Azure 仮想マシンのバックアップからファイルを回復する

Azure Backup は、Azure 仮想マシン (VM) とディスクを Azure VM のバックアップ (復旧ポイントとも呼ばれる) から復元する機能を提供します。 この記事では、Azure VM のバックアップからファイルやフォルダーを回復する方法について説明します。 ファイルやフォルダーを回復する機能は、Resource Manager モデルを使用してデプロイされ、Recovery Services コンテナーに保護されている Azure VM に対してのみ使用できます。

注意

この機能は、Resource Manager モデルを使用してデプロイされ、Recovery Services コンテナーに保護されている Azure VM に対して使用できます。 暗号化された VM バックアップからのファイルの回復はサポートされていません。

ファイル フォルダーの回復ワークフロー

手順 1:ファイルを参照して回復するためのスクリプトを生成してダウンロードする

回復ポイントからファイルまたはフォルダーを回復するには、仮想マシンに移動し、次の手順を実行します。

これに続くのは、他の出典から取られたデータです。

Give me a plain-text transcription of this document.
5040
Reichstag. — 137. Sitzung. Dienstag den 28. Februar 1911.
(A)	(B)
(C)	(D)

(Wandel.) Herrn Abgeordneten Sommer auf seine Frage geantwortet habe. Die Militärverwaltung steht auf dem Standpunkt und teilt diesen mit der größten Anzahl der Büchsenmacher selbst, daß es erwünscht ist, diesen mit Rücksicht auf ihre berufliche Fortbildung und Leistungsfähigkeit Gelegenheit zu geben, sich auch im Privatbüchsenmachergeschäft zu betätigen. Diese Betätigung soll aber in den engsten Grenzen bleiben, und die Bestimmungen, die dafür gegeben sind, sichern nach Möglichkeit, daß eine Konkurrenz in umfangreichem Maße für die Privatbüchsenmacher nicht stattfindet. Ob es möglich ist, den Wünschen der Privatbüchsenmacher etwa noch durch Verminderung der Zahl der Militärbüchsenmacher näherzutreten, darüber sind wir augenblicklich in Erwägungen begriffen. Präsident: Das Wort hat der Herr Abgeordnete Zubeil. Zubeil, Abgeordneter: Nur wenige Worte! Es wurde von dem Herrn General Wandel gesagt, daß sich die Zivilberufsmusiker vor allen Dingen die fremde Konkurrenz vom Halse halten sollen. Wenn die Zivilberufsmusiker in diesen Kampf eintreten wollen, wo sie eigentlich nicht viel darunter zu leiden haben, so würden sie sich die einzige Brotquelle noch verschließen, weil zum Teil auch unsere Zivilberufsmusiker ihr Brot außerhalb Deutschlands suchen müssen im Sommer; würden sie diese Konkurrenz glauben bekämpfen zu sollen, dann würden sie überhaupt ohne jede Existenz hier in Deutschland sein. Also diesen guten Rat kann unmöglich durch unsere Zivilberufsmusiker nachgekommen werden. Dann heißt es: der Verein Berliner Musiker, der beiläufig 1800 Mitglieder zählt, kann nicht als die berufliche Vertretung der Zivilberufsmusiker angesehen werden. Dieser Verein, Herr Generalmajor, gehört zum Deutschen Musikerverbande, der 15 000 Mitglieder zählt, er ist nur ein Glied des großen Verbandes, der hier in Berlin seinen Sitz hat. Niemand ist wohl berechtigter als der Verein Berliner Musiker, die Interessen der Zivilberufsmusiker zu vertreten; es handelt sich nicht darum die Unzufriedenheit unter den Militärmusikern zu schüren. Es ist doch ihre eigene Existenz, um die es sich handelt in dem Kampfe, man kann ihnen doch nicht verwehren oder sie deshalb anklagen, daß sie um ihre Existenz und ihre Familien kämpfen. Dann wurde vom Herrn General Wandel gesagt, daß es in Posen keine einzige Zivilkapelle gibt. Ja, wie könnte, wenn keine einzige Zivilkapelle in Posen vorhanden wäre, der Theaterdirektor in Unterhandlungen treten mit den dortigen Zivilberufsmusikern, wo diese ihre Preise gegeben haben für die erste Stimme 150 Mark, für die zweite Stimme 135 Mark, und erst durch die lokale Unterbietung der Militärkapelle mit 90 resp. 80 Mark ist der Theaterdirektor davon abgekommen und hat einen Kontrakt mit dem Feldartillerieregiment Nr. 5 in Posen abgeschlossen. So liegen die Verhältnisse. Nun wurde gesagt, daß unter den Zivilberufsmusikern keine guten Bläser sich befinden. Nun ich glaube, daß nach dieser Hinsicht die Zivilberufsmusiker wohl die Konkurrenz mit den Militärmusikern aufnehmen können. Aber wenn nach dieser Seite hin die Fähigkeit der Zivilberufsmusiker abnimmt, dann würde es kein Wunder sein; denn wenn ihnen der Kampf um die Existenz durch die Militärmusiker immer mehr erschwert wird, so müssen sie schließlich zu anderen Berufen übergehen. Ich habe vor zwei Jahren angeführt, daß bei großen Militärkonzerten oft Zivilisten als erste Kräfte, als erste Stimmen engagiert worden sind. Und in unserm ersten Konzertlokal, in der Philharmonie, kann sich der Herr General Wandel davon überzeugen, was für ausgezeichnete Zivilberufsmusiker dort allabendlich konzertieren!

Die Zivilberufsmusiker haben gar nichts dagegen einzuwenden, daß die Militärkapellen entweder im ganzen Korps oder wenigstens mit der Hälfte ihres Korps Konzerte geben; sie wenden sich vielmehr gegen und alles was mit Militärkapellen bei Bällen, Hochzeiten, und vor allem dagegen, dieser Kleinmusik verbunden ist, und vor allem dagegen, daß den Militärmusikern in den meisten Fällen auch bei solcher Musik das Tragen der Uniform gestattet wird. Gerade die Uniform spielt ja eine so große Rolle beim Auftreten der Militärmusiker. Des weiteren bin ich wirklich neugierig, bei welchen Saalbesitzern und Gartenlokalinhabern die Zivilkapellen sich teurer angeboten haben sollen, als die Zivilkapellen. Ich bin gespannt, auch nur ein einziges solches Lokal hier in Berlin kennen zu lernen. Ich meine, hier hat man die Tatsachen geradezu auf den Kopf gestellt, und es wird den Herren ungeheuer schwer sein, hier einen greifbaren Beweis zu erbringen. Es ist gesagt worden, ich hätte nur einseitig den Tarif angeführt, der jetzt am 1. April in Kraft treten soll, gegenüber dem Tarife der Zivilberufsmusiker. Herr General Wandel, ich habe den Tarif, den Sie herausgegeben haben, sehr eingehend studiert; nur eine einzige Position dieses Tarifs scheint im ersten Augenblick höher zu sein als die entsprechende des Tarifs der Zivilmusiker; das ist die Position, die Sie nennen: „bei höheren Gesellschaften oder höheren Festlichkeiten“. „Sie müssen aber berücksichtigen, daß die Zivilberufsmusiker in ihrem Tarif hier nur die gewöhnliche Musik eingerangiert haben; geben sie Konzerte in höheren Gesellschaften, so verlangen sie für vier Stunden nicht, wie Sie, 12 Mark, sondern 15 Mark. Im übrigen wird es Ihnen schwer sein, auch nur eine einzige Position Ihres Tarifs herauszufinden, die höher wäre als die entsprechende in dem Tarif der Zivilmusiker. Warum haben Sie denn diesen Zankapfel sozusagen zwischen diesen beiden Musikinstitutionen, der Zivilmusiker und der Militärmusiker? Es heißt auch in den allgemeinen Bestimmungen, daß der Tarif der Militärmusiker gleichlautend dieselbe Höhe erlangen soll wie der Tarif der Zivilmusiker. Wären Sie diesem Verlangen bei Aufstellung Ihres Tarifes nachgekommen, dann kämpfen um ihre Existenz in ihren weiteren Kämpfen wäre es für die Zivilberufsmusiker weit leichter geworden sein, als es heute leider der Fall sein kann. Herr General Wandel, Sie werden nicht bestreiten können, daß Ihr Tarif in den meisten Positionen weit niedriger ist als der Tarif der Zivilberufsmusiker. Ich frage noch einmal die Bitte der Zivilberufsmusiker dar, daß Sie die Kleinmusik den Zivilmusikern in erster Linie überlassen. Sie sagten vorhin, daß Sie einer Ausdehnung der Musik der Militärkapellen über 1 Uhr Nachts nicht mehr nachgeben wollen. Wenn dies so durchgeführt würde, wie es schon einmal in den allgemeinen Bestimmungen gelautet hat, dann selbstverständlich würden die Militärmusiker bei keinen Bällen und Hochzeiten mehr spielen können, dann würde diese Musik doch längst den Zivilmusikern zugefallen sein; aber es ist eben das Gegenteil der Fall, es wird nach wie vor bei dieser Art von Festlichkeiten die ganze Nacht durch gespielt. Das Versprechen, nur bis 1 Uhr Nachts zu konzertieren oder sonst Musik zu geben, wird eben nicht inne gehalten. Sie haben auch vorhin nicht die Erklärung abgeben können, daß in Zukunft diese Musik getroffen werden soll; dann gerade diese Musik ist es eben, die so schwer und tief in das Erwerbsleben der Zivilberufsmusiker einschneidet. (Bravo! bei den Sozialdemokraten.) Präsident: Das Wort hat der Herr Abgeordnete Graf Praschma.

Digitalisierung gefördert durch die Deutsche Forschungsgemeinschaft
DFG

  1. Azure portal にサインインし、左側のペインで [仮想マシン] を選択します。 仮想マシンの一覧から、仮想マシンを選択して、その仮想マシンのダッシュボードを開きます。

  2. 仮想マシンのメニューで、 [バックアップ] を選択し、[バックアップ] ダッシュボードを開きます。

    Recovery Services コンテナーを開く

  3. [バックアップ] ダッシュボード メニューで、 [ファイルの回復] を選択します。

    [ファイルの回復] を選択する32

    [ファイルの回復] メニューが開きます。

    [ファイルの回復] メニュー

  4. [回復ポイントの選択] ドロップダウン メニューで、目的のファイルを保持する回復ポイントを選択します。 既定では、最新の回復ポイントが既に選択されています。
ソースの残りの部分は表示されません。